In spite of the powerful oversight role that state law assigns to the PURC, they have not yet been required to give account of their oversight activities before the legislative energy investigatory committees. In fact, all six of the legislative members of the PURC are currently sitting on those energy committees.

 

Did you vote for the Base Load Review Act (BLRA) in 2007?

The BLRA guaranteed ratepayers would bear the full cost to build the nuclear plant, including a profit for SCANA’s investors – even if the project failed. While PSC was required to oversee and approve the project, the language is vague, undefined and was heavily weighted to favor utilities.

According to regulatory and industry officials, the nuclear project could never have been built without the BLRA’s provisions. In other words, the market deemed nuclear construction too risky to finance – so through the BLRA, lawmakers forced utility customers (who cannot switch utility companies) to back the project instead, using the force of law.

 

Were you aware that the Office of Regulatory Staff (ORS) is required to represent utilities and state economic development interests as well as the ratepayers?

The ORS is the government agency charged with “representing the public” in proceedings governing the utility (e.g., rate hikes) and is controlled by PURC – the same legislative board that supervises the PSC. The ORS has significant authority to audit and investigate during the BLRA process and is specifically instructed by the BLRA to “safeguard the public interest.” However, state law also instructs ORS to balance the interests of the utilities, economic development and the ratepayers – three separate interests that will often be contradictory. In other words, lawmakers tied the hands of the consumer advocate agency that should have safeguarded the public interest.

 

Do you believe Santee Cooper has fulfilled its duty as a government agency to benefit the South Carolina taxpayers and ratepayers?

Santee Cooper is a state agency functioning as a public utility and owned a 45% share in the abandoned nuclear construction project.
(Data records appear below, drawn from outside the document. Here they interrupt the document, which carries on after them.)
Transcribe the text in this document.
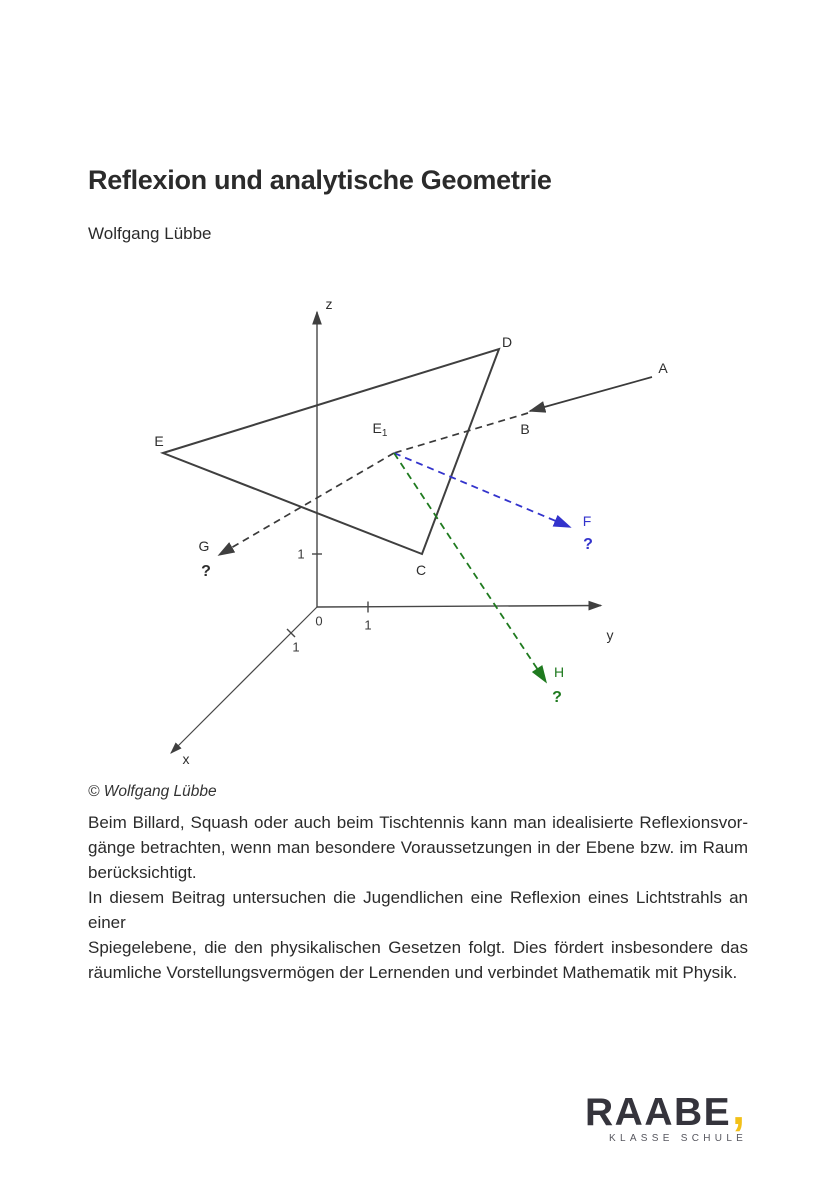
Reflexion und analytische Geometrie
Wolfgang Lübbe
z
y
x
0	1
1
1
A
B
C
D
E
$E_1$
F
?
G
?
H
?
© Wolfgang Lübbe
Beim Billard, Squash oder auch beim Tischtennis kann man idealisierte Reflexionsvor-
gänge betrachten, wenn man besondere Voraussetzungen in der Ebene bzw. im Raum
berücksichtigt.
In diesem Beitrag untersuchen die Jugendlichen eine Reflexion eines Lichtstrahls an einer
Spiegelebene, die den physikalischen Gesetzen folgt. Dies fördert insbesondere das
räumliche Vorstellungsvermögen der Lernenden und verbindet Mathematik mit Physik.
RAABE,
KLASSE SCHULE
Santee Cooper should have been the first line of accountability for the project, but all reports agree that Santee Cooper had entrusted the entire project oversight to its partner SCANA (the parent company of SCE&G). The public interest cannot be properly guarded by taking a hands-off approach. If the project was mismanaged from the beginning – as recent reports suggest – Santee Cooper should have noted red flags and exercised vigorous pushback on plan changes and rate hikes instead of merely sending angry emails.

 

Have you asked the Santee Cooper board of directors why they did not notify the General Assembly years ago that the project was in trouble?

Santee Cooper was a minority partner in the nuclear construction project and was not subject to state regulation. However, like every state agency, Santee Cooper must be operated for the benefit of the people of South Carolina. This means that at the very least, as problems piled up, Santee Cooper should have reported the situation to state regulators and the General Assembly before the situation further deteriorated.

 

What do you plan to do, as a lawmaker, to hold Santee Cooper accountable?

Who controls Santee Cooper? The utility is governed by a twelve-member board of directors who have exclusive control over policies and rates. The criteria for removing a board member are so high as to be virtually non-existent, which means decision-makers at Santee Cooper who wield unchecked power in controlling the rates their customers will pay have little incentive to listen to them or to anyone else. This can only change with legislative action by the General Assembly.

 

So far, lawmakers have been able to skirt most of their own responsibility because they have been the ones asking the questions. However, every aspect of this disaster can be traced directly back to the General Assembly. Lawmakers created and oversaw every aspect of the system that led to the current energy crisis, and they are the ones ultimately responsible for the numerous rate hikes, the massive debt citizens in all forty-six counties will have to repay, and the billions of dollars invested in a project that may never be completed. It is time for citizens to hold them accountable for it.